The 23-year-old joined the English Premier League side in 2017 but failed to make a competitive appearance for the club.

He arrived at Everton from Belgian club KAS Eupen on the back of a 22-goal season, but was immediately sent on loan to Anderlecht.

That was followed by another loan this time to Turkish side Galatasaray before sealing a permanent move to French club AS Monacoin 2019.

“The first dream is to play in the Premier League, it may not have worked out at Everton but I have no regrets about it,” Onyekuru told BBC Africa Sport yesterday.

“When I received offers from top clubs in England I knew back then that I needed a work permit to play.

“That it didn’t happen then has nothing to do with my talent but red tape that’s beyond my control.”

Onyekuru revealed he was keen on a move to his boyhood club Arsenal, but aware he faced a familiar huddle – work permit issues- he opted to fulfil his Champions League ambition instead at Anderlecht through Everton.

“I really wanted to go to Arsenal because I spoke to some people there as I was very young then,” he explained.

“It was obvious that I was not going to play without a UK work permit.
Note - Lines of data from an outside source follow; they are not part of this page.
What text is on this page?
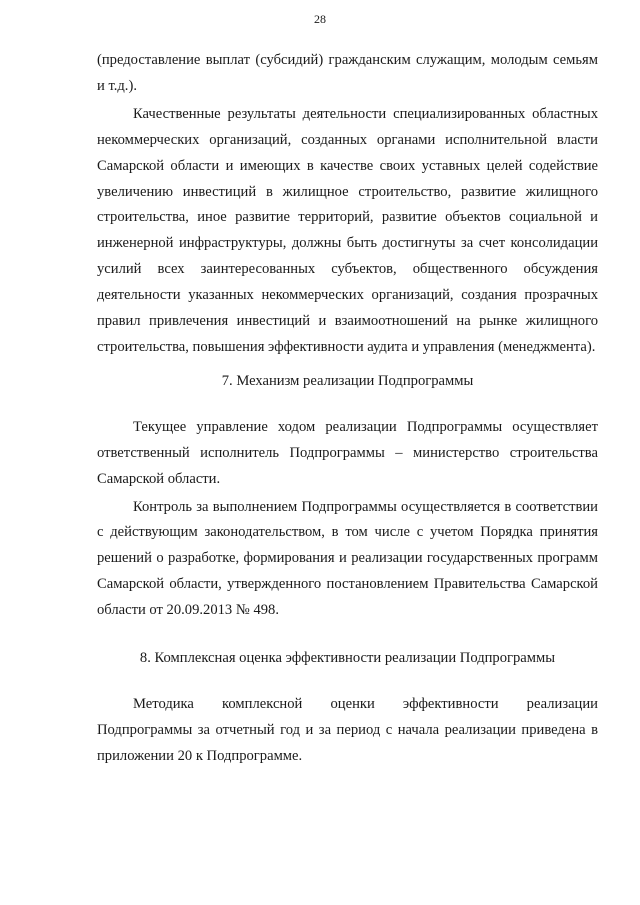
28

(предоставление выплат (субсидий) гражданским служащим, молодым семьям и т.д.).

Качественные результаты деятельности специализированных областных некоммерческих организаций, созданных органами исполнительной власти Самарской области и имеющих в качестве своих уставных целей содействие увеличению инвестиций в жилищное строительство, развитие жилищного строительства, иное развитие территорий, развитие объектов социальной и инженерной инфраструктуры, должны быть достигнуты за счет консолидации усилий всех заинтересованных субъектов, общественного обсуждения деятельности указанных некоммерческих организаций, создания прозрачных правил привлечения инвестиций и взаимоотношений на рынке жилищного строительства, повышения эффективности аудита и управления (менеджмента).

7. Механизм реализации Подпрограммы

Текущее управление ходом реализации Подпрограммы осуществляет ответственный исполнитель Подпрограммы – министерство строительства Самарской области.

Контроль за выполнением Подпрограммы осуществляется в соответствии с действующим законодательством, в том числе с учетом Порядка принятия решений о разработке, формирования и реализации государственных программ Самарской области, утвержденного постановлением Правительства Самарской области от 20.09.2013 № 498.

8. Комплексная оценка эффективности реализации Подпрограммы

Методика комплексной оценки эффективности реализации Подпрограммы за отчетный год и за период с начала реализации приведена в приложении 20 к Подпрограмме.
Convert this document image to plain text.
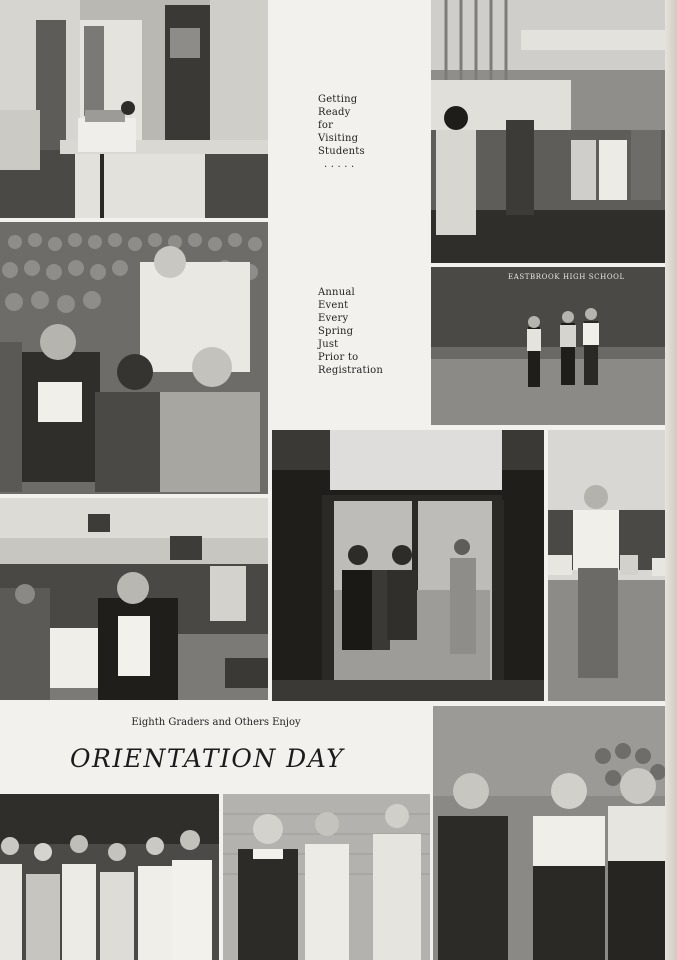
Getting
Ready
for
Visiting
Students
. . . . .
Annual
Event
Every
Spring
Just
Prior to
Registration
EASTBROOK HIGH SCHOOL
Eighth Graders and Others Enjoy
ORIENTATION DAY
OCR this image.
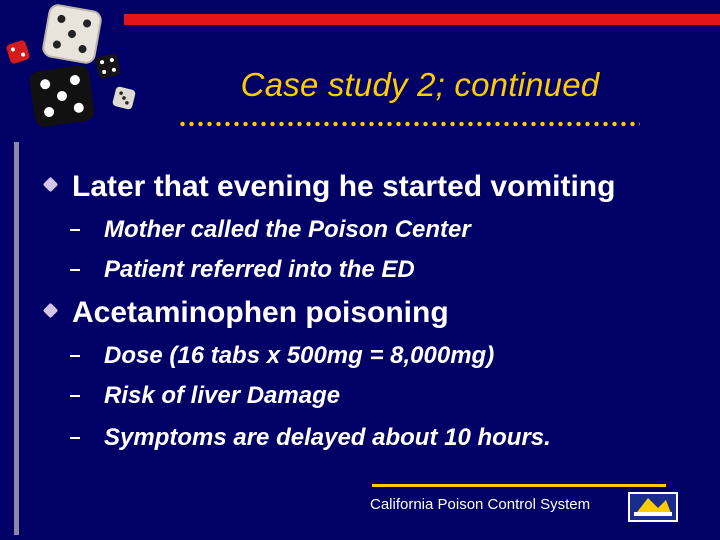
Case study 2; continued
Later that evening he started vomiting
Mother called the Poison Center
Patient referred into the ED
Acetaminophen poisoning
Dose (16 tabs x 500mg = 8,000mg)
Risk of liver Damage
Symptoms are delayed about 10 hours.
California Poison Control System
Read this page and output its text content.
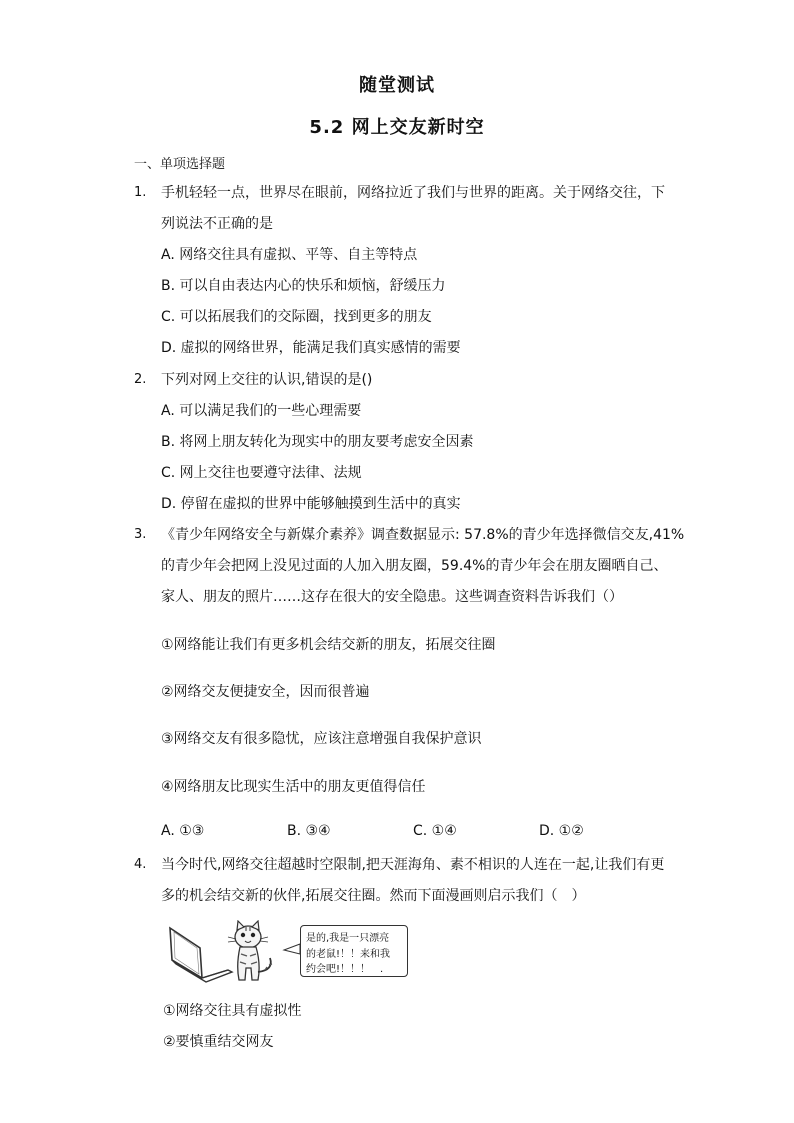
随堂测试
5.2 网上交友新时空
一、单项选择题
1. 手机轻轻一点，世界尽在眼前，网络拉近了我们与世界的距离。关于网络交往，下
列说法不正确的是
A. 网络交往具有虚拟、平等、自主等特点
B. 可以自由表达内心的快乐和烦恼，舒缓压力
C. 可以拓展我们的交际圈，找到更多的朋友
D. 虚拟的网络世界，能满足我们真实感情的需要
2. 下列对网上交往的认识,错误的是()
A. 可以满足我们的一些心理需要
B. 将网上朋友转化为现实中的朋友要考虑安全因素
C. 网上交往也要遵守法律、法规
D. 停留在虚拟的世界中能够触摸到生活中的真实
3. 《青少年网络安全与新媒介素养》调查数据显示: 57.8%的青少年选择微信交友,41%
的青少年会把网上没见过面的人加入朋友圈，59.4%的青少年会在朋友圈晒自己、
家人、朋友的照片……这存在很大的安全隐患。这些调查资料告诉我们（）
①网络能让我们有更多机会结交新的朋友，拓展交往圈
②网络交友便捷安全，因而很普遍
③网络交友有很多隐忧，应该注意增强自我保护意识
④网络朋友比现实生活中的朋友更值得信任
A. ①③	B. ③④	C. ①④	D. ①②
4. 当今时代,网络交往超越时空限制,把天涯海角、素不相识的人连在一起,让我们有更
多的机会结交新的伙伴,拓展交往圈。然而下面漫画则启示我们（　）
是的,我是一只漂亮
的老鼠!！！来和我
约会吧!！！！　.
①网络交往具有虚拟性
②要慎重结交网友
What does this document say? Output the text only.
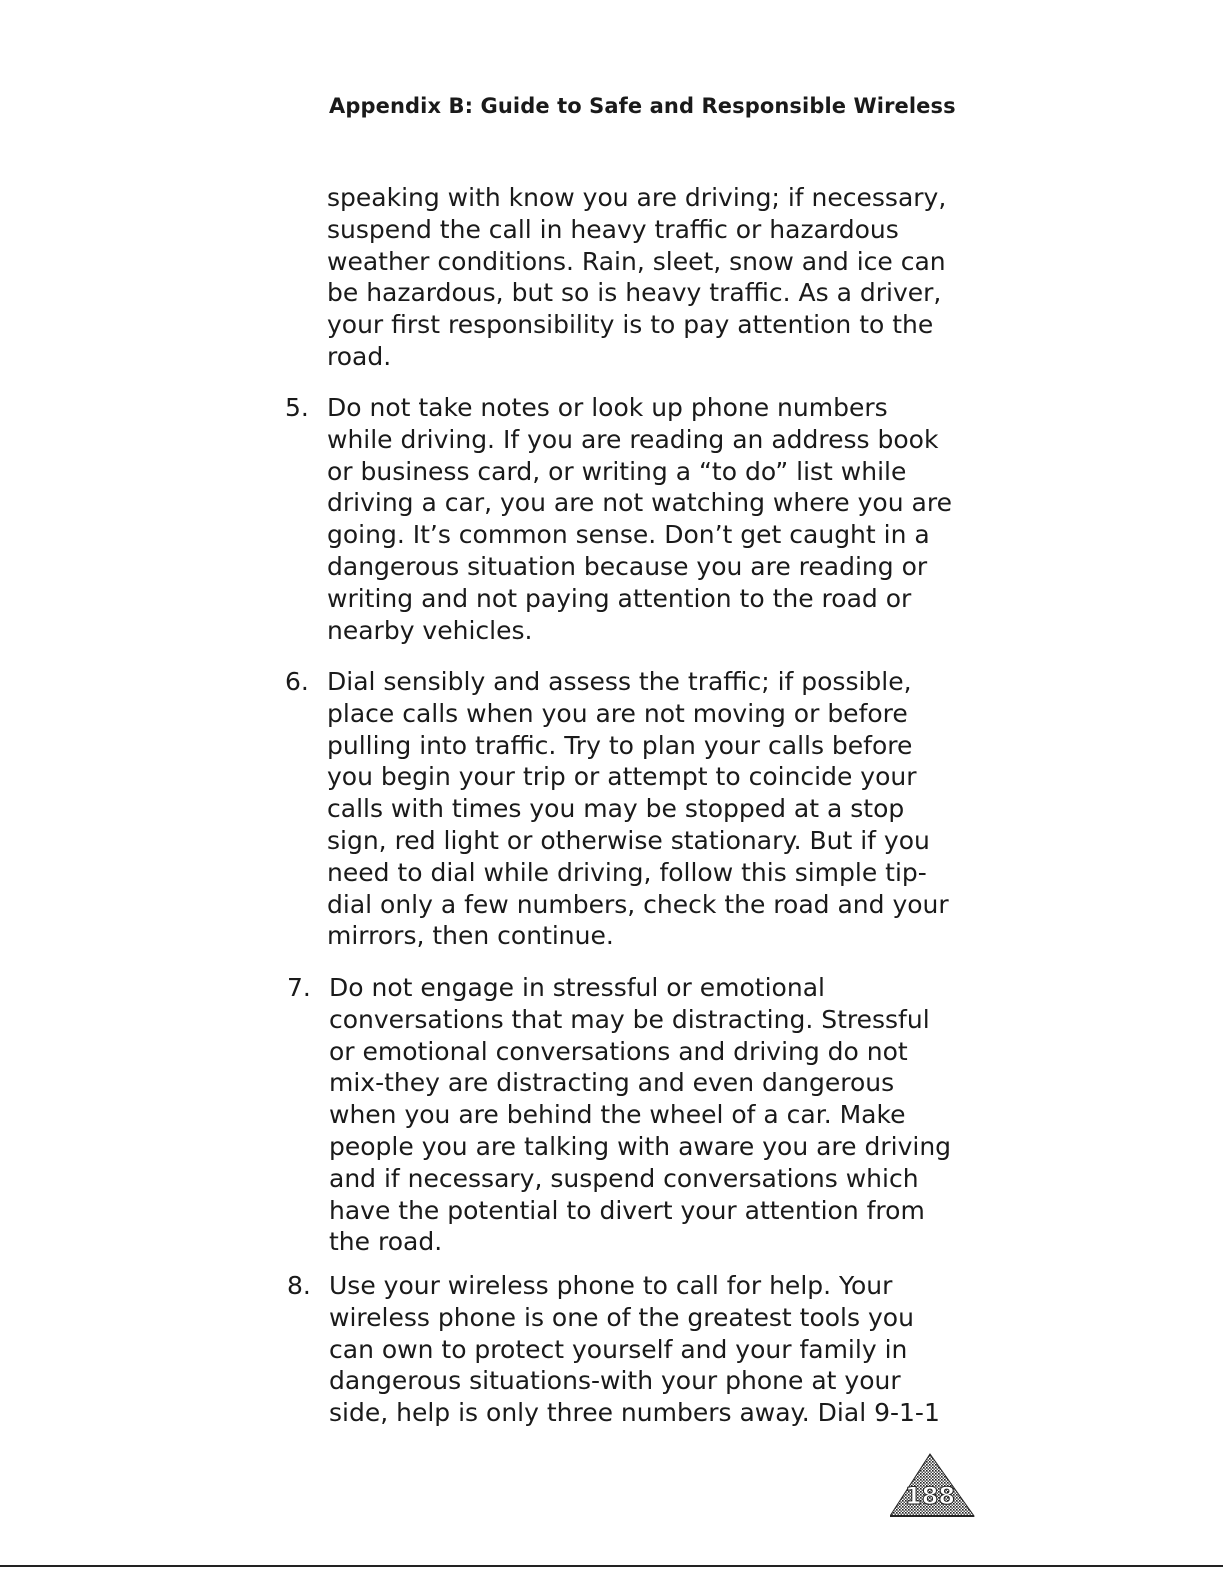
Appendix B: Guide to Safe and Responsible Wireless
speaking with know you are driving; if necessary,
suspend the call in heavy traffic or hazardous
weather conditions. Rain, sleet, snow and ice can
be hazardous, but so is heavy traffic. As a driver,
your first responsibility is to pay attention to the
road.
5. Do not take notes or look up phone numbers
while driving. If you are reading an address book
or business card, or writing a “to do” list while
driving a car, you are not watching where you are
going. It’s common sense. Don’t get caught in a
dangerous situation because you are reading or
writing and not paying attention to the road or
nearby vehicles.
6. Dial sensibly and assess the traffic; if possible,
place calls when you are not moving or before
pulling into traffic. Try to plan your calls before
you begin your trip or attempt to coincide your
calls with times you may be stopped at a stop
sign, red light or otherwise stationary. But if you
need to dial while driving, follow this simple tip-
dial only a few numbers, check the road and your
mirrors, then continue.
7. Do not engage in stressful or emotional
conversations that may be distracting. Stressful
or emotional conversations and driving do not
mix-they are distracting and even dangerous
when you are behind the wheel of a car. Make
people you are talking with aware you are driving
and if necessary, suspend conversations which
have the potential to divert your attention from
the road.
8. Use your wireless phone to call for help. Your
wireless phone is one of the greatest tools you
can own to protect yourself and your family in
dangerous situations-with your phone at your
side, help is only three numbers away. Dial 9-1-1
188
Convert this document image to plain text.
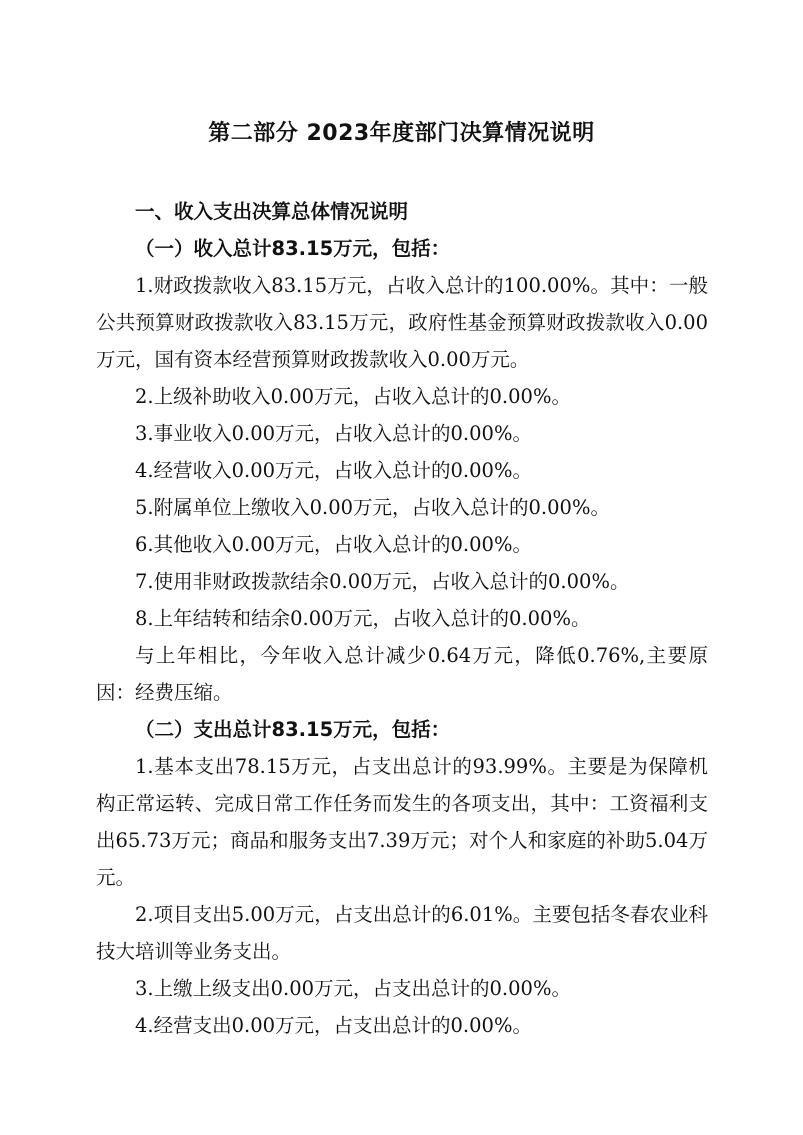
第二部分 2023年度部门决算情况说明

一、收入支出决算总体情况说明

（一）收入总计83.15万元，包括：

1.财政拨款收入83.15万元，占收入总计的100.00%。其中：一般公共预算财政拨款收入83.15万元，政府性基金预算财政拨款收入0.00万元，国有资本经营预算财政拨款收入0.00万元。

2.上级补助收入0.00万元，占收入总计的0.00%。

3.事业收入0.00万元，占收入总计的0.00%。

4.经营收入0.00万元，占收入总计的0.00%。

5.附属单位上缴收入0.00万元，占收入总计的0.00%。

6.其他收入0.00万元，占收入总计的0.00%。

7.使用非财政拨款结余0.00万元，占收入总计的0.00%。

8.上年结转和结余0.00万元，占收入总计的0.00%。

与上年相比，今年收入总计减少0.64万元，降低0.76%,主要原因：经费压缩。

（二）支出总计83.15万元，包括：

1.基本支出78.15万元，占支出总计的93.99%。主要是为保障机构正常运转、完成日常工作任务而发生的各项支出，其中：工资福利支出65.73万元；商品和服务支出7.39万元；对个人和家庭的补助5.04万元。

2.项目支出5.00万元，占支出总计的6.01%。主要包括冬春农业科技大培训等业务支出。

3.上缴上级支出0.00万元，占支出总计的0.00%。

4.经营支出0.00万元，占支出总计的0.00%。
So I went to Everton and played in the Champions League through a loan move to Anderlecht.

“It was important for me to get more playing time and experience that I had hoped would help boost my chances of earning the permit.

“I can’t say I regretted this because I got to play against Paris Saint-Germain and Bayern Munich in the UEFA Champions League, this doesn’t happen to everyone.”

The winger’s form at Anderlecht led to a call up to the Nigeria team in 2017 by coach Gernot Rohr and he looked set to be part of the Super Eagles team at the 2018 World Cup.

Playing in Russia would have boosted his chances of securing his permit to work in the United Kingdom and play for Everton.

However the knee injury he suffered while on loan at Anderlecht meant he was unable to prove his fitness in time for the World Cupand ultimately meant he did not make the required appearances for a UK work permit.

“You can’t question certain things in life, playing at the World Cup was not meant to be,” he insisted.

“If that had happened, maybe I could’ve ended up playing in the Premier League but we will never know.”

Instead after the World Cup he was loaned out again this time to Turkish giants Galatasaray where his 16 goals and six assists helped the club to domestic double.

His success and performance in Turkey earned him a spot in Nigeria’s final squad for a major tournament at the 2019 Africa Cup of Nations in Egypt.

Onyekuru’s solitary appearance came as a late substitute in the semi-final defeat to Algeria, an experience which left him somewhat disappointed.

“The tournament left a bitter-sweet taste in my mouth because we finished third in my first competition with Nigeria,” he admitted.

“I was a little bit disappointed because I was in good form, I had just won the league and cup double in Turkey but the coach (Gernot Rohr) had a choice to make.

“Nigeria has several talented players and I understand I will have to continue to fight for a place.

“I just decided to go back to proving myself all over again at my club.”

If the plan was to win over legions of doubting Thomases, via the French Ligue 1, it clearly has not worked out.

He has managed just four appearances for Monaco this season, with the last coming as a late substitute in the 2-1 away defeat to Rennes in September.

Desperate to establish himself at club and international level, Onyekuru is aware of what he needs to do.

“I think it was sudden and I had no idea about the move,” he added.

“It was all decided between both clubs in two days and I had to rush down to Monaco to complete the transfer.

“Unfortunately I didn’t get much playing time. I think there’s more to it.

“I am not someone to make excuses about life or football, but I think the manager has a different plan and I am probably not in that plan.

“I’ll definitely be leaving in January for football reasons, so I can return to the form I need to be in.”